Return to Federalism gives hope to the future

Noah M. Horwitz

On April 19, the Seventh Circuit Court of Appeals (the federal appellate court for much of the Midwest that is based in Chicago) upheld a nationwide injunction against the Trump administration’s efforts to end sanctuary cities, places where the federal government does not find an eager partner in the state or city with respect to immigrant enforcement. Attorney General Jeff Sessions sought to cut off federal funding to Chicago if the city did not assist in the recent deportation revival. So Chicago sued Sessions.

From a public policy perspective, this is good news to me. I am not in favor of expanded deportation and favor comprehensive immigration reform that legalizes the vast majority of undocumented immigrants. But the decision is also an important victory for the Constitution 

*Judge Harry Leinenweber first issued the nationwide injunction. He was nominated to the bench by President Reagan. A three judge panel of the appellate court unanimously upheld the injunction (though one would have limited its geographic scope). All were nominated by Republican presidents, the same party as Sessions and his anti-immigrant push.

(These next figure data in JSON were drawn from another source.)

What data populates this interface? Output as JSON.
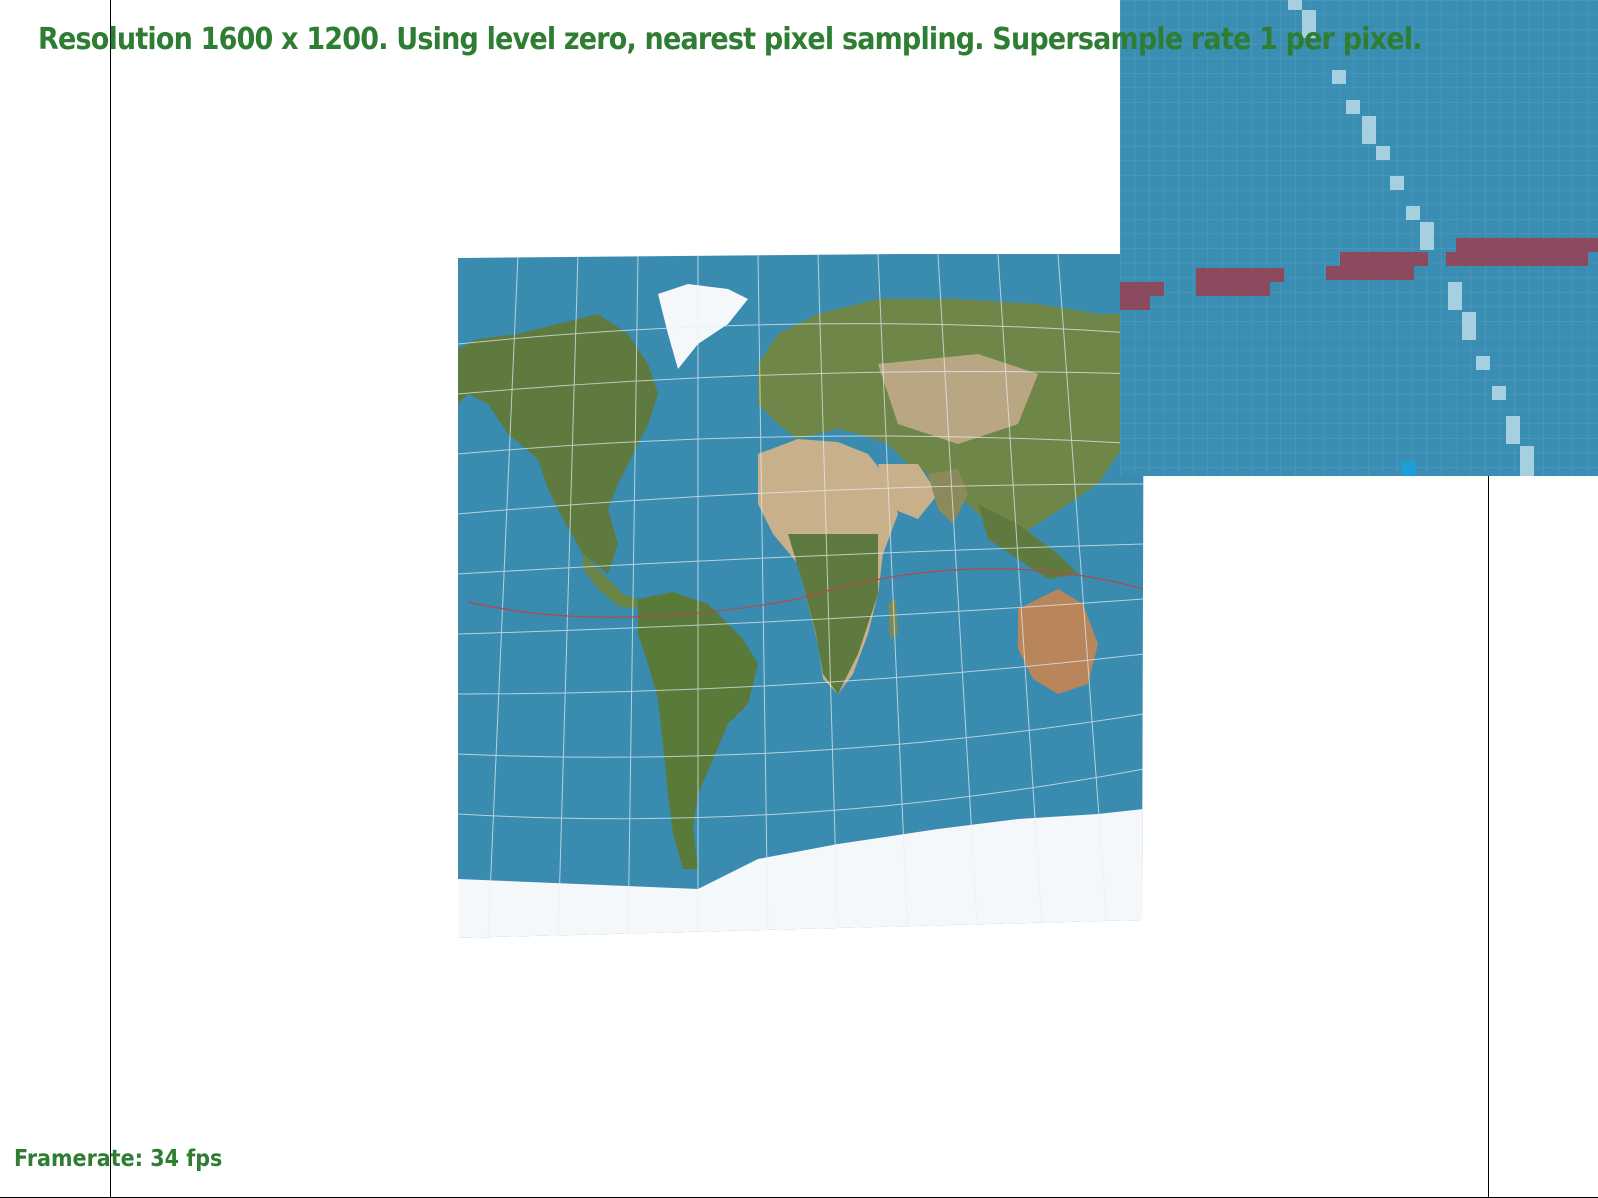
{
  "window": {
    "header_text": "Resolution 1600 x 1200. Using level zero, nearest pixel sampling. Supersample rate 1 per pixel.",
    "framerate_text": "Framerate: 34 fps",
    "text_color": "#2e7d32"
  },
  "texture": {
    "content": "world-map-satellite",
    "colors": {
      "ocean": "#3a8bb0",
      "land_green": "#5f7a3e",
      "land_desert": "#c7b08a",
      "ice": "#f4f8fa",
      "grid": "#e8f0f5",
      "equator": "#b34a4a"
    }
  },
  "zoom_inset": {
    "content": "pixel-zoom-of-texture",
    "colors": {
      "pixel_bg": "#3a8db3",
      "pixel_grid": "#5fa3c2",
      "red_band": "#8b4a5e",
      "light_diagonal": "#a6cfe0"
    }
  }
}
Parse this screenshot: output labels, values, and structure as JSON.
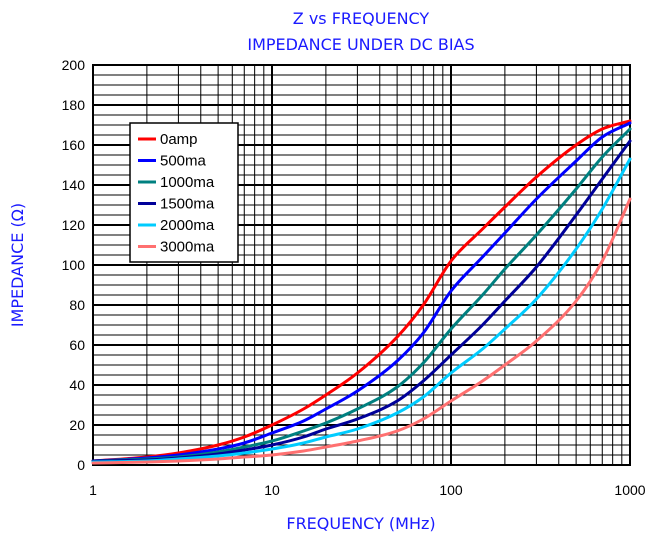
{
  "chart_data": {
    "type": "line",
    "title": "Z vs FREQUENCY",
    "subtitle": "IMPEDANCE UNDER DC BIAS",
    "xlabel": "FREQUENCY (MHz)",
    "ylabel": "IMPEDANCE (Ω)",
    "x_scale": "log",
    "xlim": [
      1,
      1000
    ],
    "ylim": [
      0,
      200
    ],
    "grid": true,
    "legend_position": "upper-left",
    "x_ticks": [
      "1",
      "10",
      "100",
      "1000"
    ],
    "y_ticks": [
      "0",
      "20",
      "40",
      "60",
      "80",
      "100",
      "120",
      "140",
      "160",
      "180",
      "200"
    ],
    "x": [
      1,
      2,
      3,
      5,
      7,
      10,
      15,
      20,
      30,
      50,
      70,
      100,
      150,
      200,
      300,
      500,
      700,
      1000
    ],
    "series": [
      {
        "name": "0amp",
        "color": "#ff0000",
        "values": [
          2,
          4,
          6,
          10,
          14,
          20,
          28,
          35,
          46,
          64,
          80,
          102,
          118,
          129,
          144,
          160,
          168,
          172
        ]
      },
      {
        "name": "500ma",
        "color": "#0000ff",
        "values": [
          2,
          3.5,
          5,
          8,
          11,
          16,
          22,
          28,
          37,
          52,
          66,
          87,
          104,
          116,
          133,
          152,
          164,
          171
        ]
      },
      {
        "name": "1000ma",
        "color": "#008080",
        "values": [
          2,
          3,
          4,
          6.5,
          9,
          12,
          17,
          21,
          28,
          39,
          51,
          68,
          85,
          98,
          115,
          138,
          154,
          168
        ]
      },
      {
        "name": "1500ma",
        "color": "#000099",
        "values": [
          2,
          2.5,
          3.5,
          5.5,
          7.5,
          10,
          14,
          18,
          23,
          32,
          42,
          55,
          70,
          82,
          99,
          125,
          143,
          162
        ]
      },
      {
        "name": "2000ma",
        "color": "#00ccff",
        "values": [
          1.5,
          2,
          3,
          4.5,
          6,
          8,
          11,
          14,
          18,
          26,
          34,
          46,
          58,
          68,
          83,
          108,
          128,
          153
        ]
      },
      {
        "name": "3000ma",
        "color": "#ff7070",
        "values": [
          1,
          1.5,
          2,
          3,
          4,
          5,
          7,
          9,
          12,
          17,
          23,
          32,
          42,
          50,
          62,
          82,
          102,
          133
        ]
      }
    ]
  }
}
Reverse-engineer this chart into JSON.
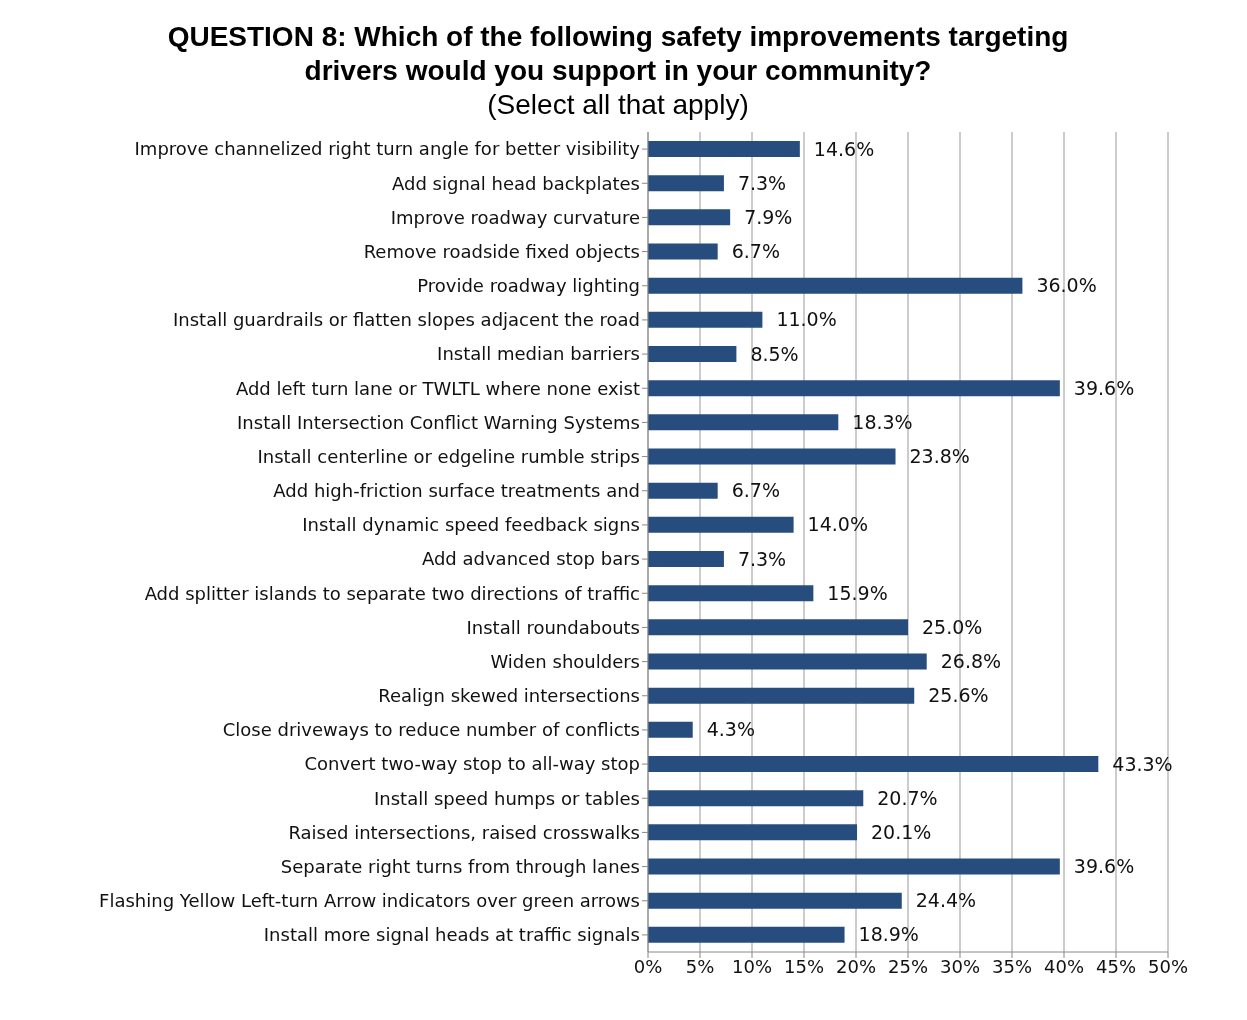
{
  "chart_data": {
    "type": "bar",
    "orientation": "horizontal",
    "title": "QUESTION 8: Which of the following safety improvements targeting drivers would you support in your community?",
    "subtitle": "(Select all that apply)",
    "categories": [
      "Improve channelized right turn angle for better visibility",
      "Add signal head backplates",
      "Improve roadway curvature",
      "Remove roadside fixed objects",
      "Provide roadway lighting",
      "Install guardrails or flatten slopes adjacent the road",
      "Install median barriers",
      "Add left turn lane or TWLTL where none exist",
      "Install Intersection Conflict Warning Systems",
      "Install centerline or edgeline rumble strips",
      "Add high-friction surface treatments and",
      "Install dynamic speed feedback signs",
      "Add advanced stop bars",
      "Add splitter islands to separate two directions of traffic",
      "Install roundabouts",
      "Widen shoulders",
      "Realign skewed intersections",
      "Close driveways to reduce number of conflicts",
      "Convert two-way stop to all-way stop",
      "Install speed humps or tables",
      "Raised intersections, raised crosswalks",
      "Separate right turns from through lanes",
      "Flashing Yellow Left-turn Arrow indicators over green arrows",
      "Install more signal heads at traffic signals"
    ],
    "values": [
      14.6,
      7.3,
      7.9,
      6.7,
      36.0,
      11.0,
      8.5,
      39.6,
      18.3,
      23.8,
      6.7,
      14.0,
      7.3,
      15.9,
      25.0,
      26.8,
      25.6,
      4.3,
      43.3,
      20.7,
      20.1,
      39.6,
      24.4,
      18.9
    ],
    "value_labels": [
      "14.6%",
      "7.3%",
      "7.9%",
      "6.7%",
      "36.0%",
      "11.0%",
      "8.5%",
      "39.6%",
      "18.3%",
      "23.8%",
      "6.7%",
      "14.0%",
      "7.3%",
      "15.9%",
      "25.0%",
      "26.8%",
      "25.6%",
      "4.3%",
      "43.3%",
      "20.7%",
      "20.1%",
      "39.6%",
      "24.4%",
      "18.9%"
    ],
    "color": "#264d7e",
    "xlim": [
      0,
      50
    ],
    "xticks": [
      {
        "value": 0,
        "label": "0%"
      },
      {
        "value": 5,
        "label": "5%"
      },
      {
        "value": 10,
        "label": "10%"
      },
      {
        "value": 15,
        "label": "15%"
      },
      {
        "value": 20,
        "label": "20%"
      },
      {
        "value": 25,
        "label": "25%"
      },
      {
        "value": 30,
        "label": "30%"
      },
      {
        "value": 35,
        "label": "35%"
      },
      {
        "value": 40,
        "label": "40%"
      },
      {
        "value": 45,
        "label": "45%"
      },
      {
        "value": 50,
        "label": "50%"
      }
    ],
    "grid": "x",
    "legend": false
  }
}
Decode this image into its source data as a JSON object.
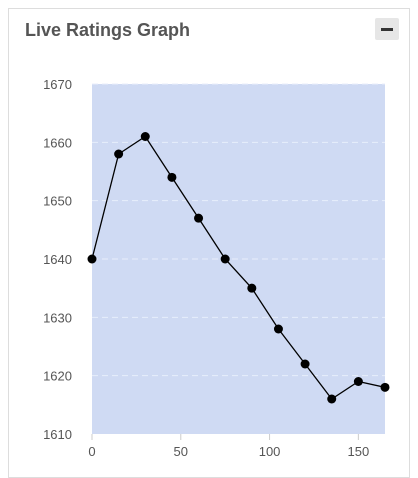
{
  "panel": {
    "title": "Live Ratings Graph",
    "collapse_icon": "minus-icon"
  },
  "colors": {
    "plot_background": "#cfdaf3",
    "line": "#000000",
    "point": "#000000",
    "gridline": "#e8eefb"
  },
  "chart_data": {
    "type": "line",
    "title": "",
    "xlabel": "",
    "ylabel": "",
    "xlim": [
      0,
      165
    ],
    "ylim": [
      1610,
      1670
    ],
    "x_ticks": [
      "0",
      "50",
      "100",
      "150"
    ],
    "y_ticks": [
      "1610",
      "1620",
      "1630",
      "1640",
      "1650",
      "1660",
      "1670"
    ],
    "grid": true,
    "series": [
      {
        "x": [
          0,
          15,
          30,
          45,
          60,
          75,
          90,
          105,
          120,
          135,
          150,
          165
        ],
        "y": [
          1640,
          1658,
          1661,
          1654,
          1647,
          1640,
          1635,
          1628,
          1622,
          1616,
          1619,
          1618
        ]
      }
    ]
  }
}
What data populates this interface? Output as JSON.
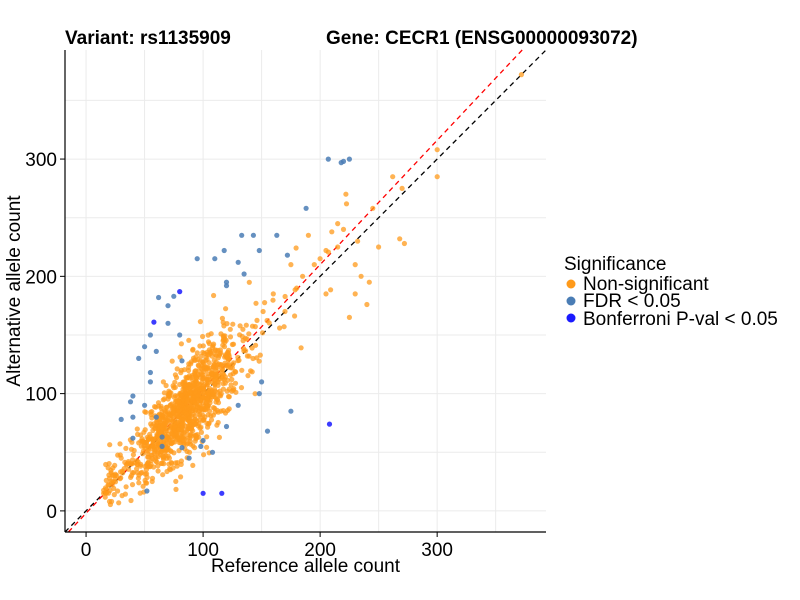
{
  "title_left": "Variant: rs1135909",
  "title_right": "Gene: CECR1 (ENSG00000093072)",
  "colors": {
    "non_significant": "#ff9a1a",
    "fdr": "#4a7db5",
    "bonferroni": "#1a1aff",
    "line_red": "#ff0000",
    "line_black": "#000000"
  },
  "chart_data": {
    "type": "scatter",
    "xlabel": "Reference allele count",
    "ylabel": "Alternative allele count",
    "xlim": [
      -18,
      393
    ],
    "ylim": [
      -18,
      393
    ],
    "xticks": [
      0,
      100,
      200,
      300
    ],
    "yticks": [
      0,
      100,
      200,
      300
    ],
    "grid": true,
    "legend": {
      "title": "Significance",
      "position": "right",
      "entries": [
        "Non-significant",
        "FDR < 0.05",
        "Bonferroni P-val < 0.05"
      ]
    },
    "reference_lines": [
      {
        "name": "identity",
        "style": "dashed",
        "color": "#000000",
        "slope": 1.0,
        "intercept": 0
      },
      {
        "name": "fit",
        "style": "dashed",
        "color": "#ff0000",
        "slope": 1.06,
        "intercept": -2
      }
    ],
    "series": [
      {
        "name": "Non-significant",
        "cloud": {
          "n": 1100,
          "x_center": 85,
          "x_spread": 28,
          "slope": 1.02,
          "y_noise": 18,
          "x_min": 15,
          "x_max": 260
        },
        "points": [
          [
            372,
            372
          ],
          [
            300,
            308
          ],
          [
            300,
            285
          ],
          [
            268,
            232
          ],
          [
            272,
            228
          ],
          [
            242,
            195
          ],
          [
            232,
            230
          ],
          [
            215,
            245
          ],
          [
            222,
            270
          ],
          [
            245,
            258
          ],
          [
            262,
            285
          ],
          [
            270,
            275
          ],
          [
            210,
            238
          ],
          [
            190,
            235
          ],
          [
            230,
            210
          ],
          [
            225,
            165
          ],
          [
            240,
            176
          ],
          [
            205,
            222
          ],
          [
            250,
            225
          ],
          [
            220,
            240
          ],
          [
            15,
            15
          ],
          [
            20,
            8
          ],
          [
            25,
            30
          ],
          [
            30,
            45
          ],
          [
            35,
            40
          ],
          [
            180,
            190
          ],
          [
            175,
            210
          ],
          [
            195,
            210
          ],
          [
            185,
            200
          ],
          [
            170,
            170
          ],
          [
            160,
            185
          ],
          [
            200,
            215
          ],
          [
            215,
            225
          ],
          [
            235,
            200
          ],
          [
            205,
            185
          ],
          [
            230,
            185
          ]
        ]
      },
      {
        "name": "FDR < 0.05",
        "points": [
          [
            207,
            300
          ],
          [
            220,
            298
          ],
          [
            218,
            297
          ],
          [
            225,
            300
          ],
          [
            188,
            258
          ],
          [
            143,
            235
          ],
          [
            163,
            235
          ],
          [
            133,
            235
          ],
          [
            118,
            222
          ],
          [
            110,
            215
          ],
          [
            95,
            215
          ],
          [
            130,
            212
          ],
          [
            148,
            222
          ],
          [
            172,
            218
          ],
          [
            135,
            202
          ],
          [
            120,
            195
          ],
          [
            120,
            192
          ],
          [
            75,
            183
          ],
          [
            62,
            182
          ],
          [
            70,
            175
          ],
          [
            82,
            128
          ],
          [
            55,
            150
          ],
          [
            50,
            140
          ],
          [
            45,
            130
          ],
          [
            55,
            118
          ],
          [
            40,
            98
          ],
          [
            38,
            93
          ],
          [
            30,
            78
          ],
          [
            40,
            80
          ],
          [
            50,
            90
          ],
          [
            60,
            80
          ],
          [
            65,
            63
          ],
          [
            82,
            54
          ],
          [
            100,
            60
          ],
          [
            120,
            72
          ],
          [
            155,
            68
          ],
          [
            150,
            110
          ],
          [
            175,
            85
          ],
          [
            148,
            100
          ],
          [
            130,
            90
          ],
          [
            65,
            55
          ],
          [
            52,
            17
          ],
          [
            108,
            50
          ],
          [
            88,
            45
          ],
          [
            40,
            62
          ],
          [
            55,
            110
          ],
          [
            60,
            136
          ],
          [
            80,
            150
          ],
          [
            70,
            160
          ],
          [
            98,
            55
          ]
        ]
      },
      {
        "name": "Bonferroni P-val < 0.05",
        "points": [
          [
            80,
            187
          ],
          [
            58,
            161
          ],
          [
            208,
            74
          ],
          [
            100,
            15
          ],
          [
            116,
            15
          ]
        ]
      }
    ]
  }
}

The rationale for these decisions, as well as a complementary case out of California, expand upon jurisprudence developed during the Clinton and Obama presidencies which was intended to constrict the power of the federal government relative to the states. Jurisprudence that was intended by a conservative Supreme Court to be a check against a liberal president. It appears though that what was good for the goose is now, in fact, good for the gander.

In a 5-4 decision in 1997, the Supreme Court in Printz v. United States held unconstitutional the federal government “commandeering” local law enforcement by compelling them to conduct federally-mandated background checks. And in 2012, National Federation of Independent Business v. Sebelius, best known for salvaging most of Obamacare, threw out a provision that would have punished states that declined to expand Medicaid by forfeiting their federal funds as being unconstitutional. Both cases, among many others, are now being used by liberal and conservative jurists alike to constrict the power of the Trump administration.

The lesson is humbling, because it forces all of us to recognize that leaders with our political and policy predilections won’t be in the majority forever. It cuts both ways.

Policy values on these issues are absolutely imperative. The deportations sought under the actions declared unconstitutional are horrid for a variety of reasons that have nothing to do with the law. (And for that matter, the Constitution is not an exclusive failsafe against bad, or even evil, governmental action; that much is left to the people.) The legal implications can and should exist completely independent.

Current political disputes, domestic and foreign, will matter little in 100 years. What will matter is the constitutional order on which this country was founded, for if it can survive, I have little doubt the Republic it fostered may too. The recent decision of the Seventh Circuit gives me some hope that future may well come to pass.

Horwitz is a second-year law student from Houston. He is a senior columnist.